Scoring from graded sections:
- 50% => 1
- 70% => 2
- 90% => 3
Arvosanan määräytyminen¶
Extra work qualified for bonus points:
- Additional (well implemented) unittests (up to 0.5 grades)
- Additional Tiles, Buildings and Workers (up to 0.5 grades)
- Nice graphics (up to 1 grade)
- A very good GUI (up to one grade)
- Back story and depiction of the game world (up to 0.5 grades)
Examples:
- Only minimum requirements met and perfect score in graded sections, no bonus-points ( 3 + 0 => 1)
- Minimum and intermediate requirements met 75% of graded section score, 0.5 grades worth of bonus-points ( 2 + 0.5 => 2.5)
- Minimum and intermediate requirements met 60% of graded section score, 2 additional features and total of 3.5 grades worth of bonus points (1 + 3.5 => 4 )
- Only 3 points are taken in account from the 3.5 (1 for graded section compensation, 2 for extra grades)
Environment¶
The working environment is in GitLab. Each team has a repository named based on the name of the team. It is worth to note that some team names were adjusted to match suitable names for a GitLab project.
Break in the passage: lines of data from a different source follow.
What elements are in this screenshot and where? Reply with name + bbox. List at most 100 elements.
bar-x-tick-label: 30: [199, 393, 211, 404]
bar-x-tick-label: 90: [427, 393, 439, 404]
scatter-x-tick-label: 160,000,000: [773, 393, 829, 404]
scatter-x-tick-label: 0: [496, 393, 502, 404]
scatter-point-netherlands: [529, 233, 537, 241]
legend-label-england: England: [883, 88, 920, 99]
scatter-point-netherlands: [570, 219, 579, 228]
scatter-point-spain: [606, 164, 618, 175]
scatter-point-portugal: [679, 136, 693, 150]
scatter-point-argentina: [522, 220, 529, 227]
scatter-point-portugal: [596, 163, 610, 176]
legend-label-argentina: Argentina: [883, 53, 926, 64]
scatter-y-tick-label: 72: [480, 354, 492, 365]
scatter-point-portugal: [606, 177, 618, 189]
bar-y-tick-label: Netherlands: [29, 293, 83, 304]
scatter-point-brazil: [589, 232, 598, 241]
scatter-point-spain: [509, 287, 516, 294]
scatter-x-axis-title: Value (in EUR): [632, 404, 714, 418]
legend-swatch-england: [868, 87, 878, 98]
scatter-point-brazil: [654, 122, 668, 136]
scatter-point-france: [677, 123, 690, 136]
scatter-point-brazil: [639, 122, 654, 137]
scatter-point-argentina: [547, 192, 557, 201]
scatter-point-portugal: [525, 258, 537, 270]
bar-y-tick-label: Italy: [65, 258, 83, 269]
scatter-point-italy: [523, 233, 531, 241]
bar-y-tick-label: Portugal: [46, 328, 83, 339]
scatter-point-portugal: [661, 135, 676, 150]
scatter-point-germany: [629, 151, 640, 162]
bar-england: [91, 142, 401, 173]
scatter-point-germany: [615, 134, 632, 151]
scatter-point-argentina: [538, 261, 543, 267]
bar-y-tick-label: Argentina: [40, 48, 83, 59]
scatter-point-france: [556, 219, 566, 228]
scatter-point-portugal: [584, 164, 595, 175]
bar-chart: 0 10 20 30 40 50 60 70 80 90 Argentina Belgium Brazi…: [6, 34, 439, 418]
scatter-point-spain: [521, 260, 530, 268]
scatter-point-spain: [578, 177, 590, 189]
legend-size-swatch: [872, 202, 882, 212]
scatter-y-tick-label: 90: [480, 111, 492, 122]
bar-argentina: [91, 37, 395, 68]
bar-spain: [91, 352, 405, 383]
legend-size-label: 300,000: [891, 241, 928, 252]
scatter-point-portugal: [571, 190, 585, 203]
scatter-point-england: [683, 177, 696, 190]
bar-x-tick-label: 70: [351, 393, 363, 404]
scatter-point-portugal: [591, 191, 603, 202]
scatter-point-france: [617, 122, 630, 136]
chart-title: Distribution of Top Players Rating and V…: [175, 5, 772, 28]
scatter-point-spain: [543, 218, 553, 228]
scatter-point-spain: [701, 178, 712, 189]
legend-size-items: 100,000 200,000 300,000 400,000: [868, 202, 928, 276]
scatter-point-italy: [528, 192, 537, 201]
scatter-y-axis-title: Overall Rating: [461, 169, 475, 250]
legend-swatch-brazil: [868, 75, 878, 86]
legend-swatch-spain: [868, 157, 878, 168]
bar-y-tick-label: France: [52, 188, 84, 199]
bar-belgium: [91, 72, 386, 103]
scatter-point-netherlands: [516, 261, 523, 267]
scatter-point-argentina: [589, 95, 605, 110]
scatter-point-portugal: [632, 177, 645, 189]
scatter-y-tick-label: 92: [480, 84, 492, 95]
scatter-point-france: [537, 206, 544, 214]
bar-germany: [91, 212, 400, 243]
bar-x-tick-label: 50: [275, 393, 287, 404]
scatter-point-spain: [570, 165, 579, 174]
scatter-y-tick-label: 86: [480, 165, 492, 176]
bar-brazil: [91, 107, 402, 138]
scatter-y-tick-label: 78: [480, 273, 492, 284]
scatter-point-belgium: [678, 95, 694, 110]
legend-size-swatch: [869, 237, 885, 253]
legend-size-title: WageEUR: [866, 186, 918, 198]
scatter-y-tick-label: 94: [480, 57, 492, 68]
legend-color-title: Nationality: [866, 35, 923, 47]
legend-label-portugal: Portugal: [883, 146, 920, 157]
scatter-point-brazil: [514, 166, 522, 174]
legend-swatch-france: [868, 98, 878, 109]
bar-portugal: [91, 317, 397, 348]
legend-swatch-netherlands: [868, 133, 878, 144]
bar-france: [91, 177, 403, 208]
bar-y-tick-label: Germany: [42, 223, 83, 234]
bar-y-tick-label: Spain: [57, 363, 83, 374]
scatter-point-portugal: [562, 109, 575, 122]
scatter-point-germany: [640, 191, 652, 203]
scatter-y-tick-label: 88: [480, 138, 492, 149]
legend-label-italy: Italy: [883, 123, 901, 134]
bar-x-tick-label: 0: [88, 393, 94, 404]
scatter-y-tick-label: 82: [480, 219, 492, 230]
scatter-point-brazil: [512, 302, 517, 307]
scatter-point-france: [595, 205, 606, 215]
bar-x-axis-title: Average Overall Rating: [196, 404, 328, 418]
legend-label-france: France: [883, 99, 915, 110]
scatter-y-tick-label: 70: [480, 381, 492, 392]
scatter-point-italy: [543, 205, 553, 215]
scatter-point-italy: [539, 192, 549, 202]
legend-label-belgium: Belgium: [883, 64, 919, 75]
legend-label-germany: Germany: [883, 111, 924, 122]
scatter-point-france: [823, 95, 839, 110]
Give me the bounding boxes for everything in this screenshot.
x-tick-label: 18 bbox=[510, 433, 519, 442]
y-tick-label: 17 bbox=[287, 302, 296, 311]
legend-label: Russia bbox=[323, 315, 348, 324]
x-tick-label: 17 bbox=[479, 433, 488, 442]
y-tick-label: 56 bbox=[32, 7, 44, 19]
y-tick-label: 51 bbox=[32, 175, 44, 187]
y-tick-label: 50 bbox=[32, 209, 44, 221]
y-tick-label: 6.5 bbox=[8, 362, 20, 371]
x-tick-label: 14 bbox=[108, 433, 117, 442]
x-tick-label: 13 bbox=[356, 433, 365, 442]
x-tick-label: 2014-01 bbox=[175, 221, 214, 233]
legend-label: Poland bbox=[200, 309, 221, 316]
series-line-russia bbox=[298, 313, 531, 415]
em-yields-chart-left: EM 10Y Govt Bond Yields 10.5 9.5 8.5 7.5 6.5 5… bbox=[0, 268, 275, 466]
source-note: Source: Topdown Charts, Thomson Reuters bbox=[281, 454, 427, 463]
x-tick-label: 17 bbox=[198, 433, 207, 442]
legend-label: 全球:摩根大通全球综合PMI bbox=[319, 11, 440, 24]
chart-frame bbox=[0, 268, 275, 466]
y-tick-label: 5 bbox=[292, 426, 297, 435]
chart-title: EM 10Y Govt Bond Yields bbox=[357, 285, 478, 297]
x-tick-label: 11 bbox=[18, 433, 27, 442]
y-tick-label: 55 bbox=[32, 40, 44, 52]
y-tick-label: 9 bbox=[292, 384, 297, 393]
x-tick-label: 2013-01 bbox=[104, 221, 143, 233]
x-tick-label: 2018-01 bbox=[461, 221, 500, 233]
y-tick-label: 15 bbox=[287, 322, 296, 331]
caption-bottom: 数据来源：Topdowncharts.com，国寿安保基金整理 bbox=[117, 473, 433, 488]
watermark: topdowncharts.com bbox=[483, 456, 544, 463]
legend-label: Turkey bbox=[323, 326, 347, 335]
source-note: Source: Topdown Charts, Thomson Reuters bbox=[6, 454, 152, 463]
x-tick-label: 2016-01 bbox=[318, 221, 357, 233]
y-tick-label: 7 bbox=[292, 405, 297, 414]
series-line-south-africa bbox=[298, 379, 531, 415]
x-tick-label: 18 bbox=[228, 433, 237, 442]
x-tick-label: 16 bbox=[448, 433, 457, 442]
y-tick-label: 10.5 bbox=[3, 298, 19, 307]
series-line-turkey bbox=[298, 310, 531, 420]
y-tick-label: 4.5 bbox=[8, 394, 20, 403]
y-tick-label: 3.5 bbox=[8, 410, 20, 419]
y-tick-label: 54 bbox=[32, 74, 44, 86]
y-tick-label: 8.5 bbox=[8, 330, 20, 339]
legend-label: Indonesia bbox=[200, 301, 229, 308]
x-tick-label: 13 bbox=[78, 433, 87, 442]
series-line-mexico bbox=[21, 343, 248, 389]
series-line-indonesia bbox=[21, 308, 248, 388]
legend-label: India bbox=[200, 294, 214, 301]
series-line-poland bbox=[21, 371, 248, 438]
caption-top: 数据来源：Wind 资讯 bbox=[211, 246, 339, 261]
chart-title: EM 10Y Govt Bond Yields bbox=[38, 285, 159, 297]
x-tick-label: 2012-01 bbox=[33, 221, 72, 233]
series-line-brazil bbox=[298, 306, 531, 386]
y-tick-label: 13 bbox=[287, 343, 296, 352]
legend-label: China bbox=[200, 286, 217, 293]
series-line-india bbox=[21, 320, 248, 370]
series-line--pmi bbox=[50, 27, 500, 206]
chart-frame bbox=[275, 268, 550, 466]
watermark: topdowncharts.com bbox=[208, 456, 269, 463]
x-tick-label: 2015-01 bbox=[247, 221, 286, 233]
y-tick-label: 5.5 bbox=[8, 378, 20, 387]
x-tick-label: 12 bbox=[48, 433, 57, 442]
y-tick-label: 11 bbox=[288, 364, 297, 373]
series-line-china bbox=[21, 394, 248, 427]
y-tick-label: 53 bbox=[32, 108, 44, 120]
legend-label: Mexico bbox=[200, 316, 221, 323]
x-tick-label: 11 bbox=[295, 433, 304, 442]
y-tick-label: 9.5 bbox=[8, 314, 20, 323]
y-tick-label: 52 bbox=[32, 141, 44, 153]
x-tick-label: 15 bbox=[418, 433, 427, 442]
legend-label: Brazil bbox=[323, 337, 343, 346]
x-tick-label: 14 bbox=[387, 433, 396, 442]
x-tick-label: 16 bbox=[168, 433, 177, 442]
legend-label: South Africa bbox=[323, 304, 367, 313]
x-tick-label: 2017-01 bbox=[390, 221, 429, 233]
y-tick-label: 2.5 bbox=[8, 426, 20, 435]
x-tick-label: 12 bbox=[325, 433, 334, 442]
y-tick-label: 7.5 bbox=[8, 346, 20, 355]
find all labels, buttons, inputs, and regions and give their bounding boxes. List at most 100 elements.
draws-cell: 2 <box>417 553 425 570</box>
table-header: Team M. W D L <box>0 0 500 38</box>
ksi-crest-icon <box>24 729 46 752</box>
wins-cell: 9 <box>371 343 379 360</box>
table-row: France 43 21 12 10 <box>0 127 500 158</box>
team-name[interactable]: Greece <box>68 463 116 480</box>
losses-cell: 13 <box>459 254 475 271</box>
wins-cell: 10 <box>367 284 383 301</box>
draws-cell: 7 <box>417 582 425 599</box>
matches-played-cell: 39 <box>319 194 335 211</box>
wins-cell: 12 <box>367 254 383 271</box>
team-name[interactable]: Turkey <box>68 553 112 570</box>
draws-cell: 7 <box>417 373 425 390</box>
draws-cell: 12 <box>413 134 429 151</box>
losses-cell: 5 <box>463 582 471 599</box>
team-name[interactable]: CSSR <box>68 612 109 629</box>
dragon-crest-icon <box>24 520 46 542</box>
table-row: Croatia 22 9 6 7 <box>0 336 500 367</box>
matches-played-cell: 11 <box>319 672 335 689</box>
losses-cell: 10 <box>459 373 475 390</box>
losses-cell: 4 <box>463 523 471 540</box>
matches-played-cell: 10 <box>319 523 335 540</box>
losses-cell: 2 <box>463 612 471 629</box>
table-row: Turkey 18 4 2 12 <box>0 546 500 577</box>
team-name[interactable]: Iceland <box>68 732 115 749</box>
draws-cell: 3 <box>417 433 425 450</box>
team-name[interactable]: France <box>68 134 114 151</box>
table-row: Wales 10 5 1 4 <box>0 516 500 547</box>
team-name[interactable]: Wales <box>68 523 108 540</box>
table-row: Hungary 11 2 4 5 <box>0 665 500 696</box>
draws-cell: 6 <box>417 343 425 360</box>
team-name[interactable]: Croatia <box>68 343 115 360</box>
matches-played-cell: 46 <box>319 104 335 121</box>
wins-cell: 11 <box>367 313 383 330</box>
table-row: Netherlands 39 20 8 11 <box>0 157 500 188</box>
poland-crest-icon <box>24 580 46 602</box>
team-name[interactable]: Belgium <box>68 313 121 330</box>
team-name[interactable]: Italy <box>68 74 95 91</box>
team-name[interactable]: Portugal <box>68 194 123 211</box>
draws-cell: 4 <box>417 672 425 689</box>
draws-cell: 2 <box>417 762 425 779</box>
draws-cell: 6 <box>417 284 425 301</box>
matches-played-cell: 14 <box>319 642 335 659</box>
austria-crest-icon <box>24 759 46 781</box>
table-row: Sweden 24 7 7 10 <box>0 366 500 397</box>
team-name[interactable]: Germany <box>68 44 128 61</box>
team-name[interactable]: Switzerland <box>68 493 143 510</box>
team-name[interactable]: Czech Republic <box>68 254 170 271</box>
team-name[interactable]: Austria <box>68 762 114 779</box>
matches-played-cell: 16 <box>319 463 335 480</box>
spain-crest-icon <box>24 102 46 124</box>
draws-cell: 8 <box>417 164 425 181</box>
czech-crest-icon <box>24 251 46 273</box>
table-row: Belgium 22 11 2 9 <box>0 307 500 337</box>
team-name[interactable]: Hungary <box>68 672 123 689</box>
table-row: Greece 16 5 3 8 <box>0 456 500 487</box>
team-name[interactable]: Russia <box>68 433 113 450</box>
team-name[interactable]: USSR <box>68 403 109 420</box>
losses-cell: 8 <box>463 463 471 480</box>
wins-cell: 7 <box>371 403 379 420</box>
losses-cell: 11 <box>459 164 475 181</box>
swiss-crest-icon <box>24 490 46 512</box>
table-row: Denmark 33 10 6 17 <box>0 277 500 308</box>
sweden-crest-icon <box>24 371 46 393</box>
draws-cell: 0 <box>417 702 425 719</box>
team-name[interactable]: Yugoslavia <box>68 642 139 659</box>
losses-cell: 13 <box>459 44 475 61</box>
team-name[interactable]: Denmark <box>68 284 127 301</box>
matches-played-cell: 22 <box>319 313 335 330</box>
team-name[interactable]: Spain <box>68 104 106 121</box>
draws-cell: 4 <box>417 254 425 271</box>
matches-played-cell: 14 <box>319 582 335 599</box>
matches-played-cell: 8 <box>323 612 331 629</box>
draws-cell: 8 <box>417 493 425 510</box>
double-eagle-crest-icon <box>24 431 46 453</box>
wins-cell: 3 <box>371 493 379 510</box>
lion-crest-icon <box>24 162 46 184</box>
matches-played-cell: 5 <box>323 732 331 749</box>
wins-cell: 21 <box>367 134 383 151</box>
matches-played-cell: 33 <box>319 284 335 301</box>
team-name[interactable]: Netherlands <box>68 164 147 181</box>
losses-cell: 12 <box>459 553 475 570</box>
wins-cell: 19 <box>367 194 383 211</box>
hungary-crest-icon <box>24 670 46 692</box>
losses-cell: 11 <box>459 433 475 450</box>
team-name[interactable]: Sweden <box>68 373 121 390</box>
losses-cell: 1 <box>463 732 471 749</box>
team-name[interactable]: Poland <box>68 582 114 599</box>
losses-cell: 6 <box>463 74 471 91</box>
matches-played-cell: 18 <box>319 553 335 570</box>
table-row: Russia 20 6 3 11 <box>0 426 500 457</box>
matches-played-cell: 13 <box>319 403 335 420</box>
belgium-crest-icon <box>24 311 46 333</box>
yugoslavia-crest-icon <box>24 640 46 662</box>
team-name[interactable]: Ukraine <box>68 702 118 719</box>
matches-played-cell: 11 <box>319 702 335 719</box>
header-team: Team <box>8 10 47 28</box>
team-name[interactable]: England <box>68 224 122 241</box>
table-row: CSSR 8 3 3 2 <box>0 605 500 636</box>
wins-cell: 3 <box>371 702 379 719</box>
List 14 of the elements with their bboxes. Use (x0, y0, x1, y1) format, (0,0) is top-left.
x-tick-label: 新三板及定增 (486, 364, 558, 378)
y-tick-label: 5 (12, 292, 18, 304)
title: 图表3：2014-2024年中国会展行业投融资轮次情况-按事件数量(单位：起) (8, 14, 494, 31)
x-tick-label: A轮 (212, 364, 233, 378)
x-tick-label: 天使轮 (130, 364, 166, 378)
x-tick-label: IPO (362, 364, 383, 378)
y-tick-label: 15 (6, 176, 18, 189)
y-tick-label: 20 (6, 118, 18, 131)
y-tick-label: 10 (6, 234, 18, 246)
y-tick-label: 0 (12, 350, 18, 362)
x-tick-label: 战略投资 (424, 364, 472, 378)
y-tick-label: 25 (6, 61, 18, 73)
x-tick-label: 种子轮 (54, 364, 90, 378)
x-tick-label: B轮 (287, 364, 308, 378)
The parts implemented by the course are given also through version control.
Class Diagram¶
The relevant classses in the program.
NOTE! The part depicting the students’ implementation is completely fictitious. There can be (and should be) more classes and there relationships can be completely different.
You can generate the Doxygen documentation of the interfaces directly from the project. Read the README for more information.
Hints¶
- Check what is implemented on the course side
- When designing the project:
- Make your own class diagram that clarifies the structure and division of work
- Go the functionality of the game through with the help of the class diagram and/or sequence diagram
- Start coding only once you have a clear plan in order to be able to concentrate on solving codebased problems
- You can inherit own versions of course library buildings, tiles and workers if you what to modify costs, production or add functionality
- All game objects can be given additional text based metadata
- You can ask for bug corrections and additions to the course code
- NOTE! Additions to the library should be asked as early as possible in order to allow enough time to implement them. Do the design early and with care.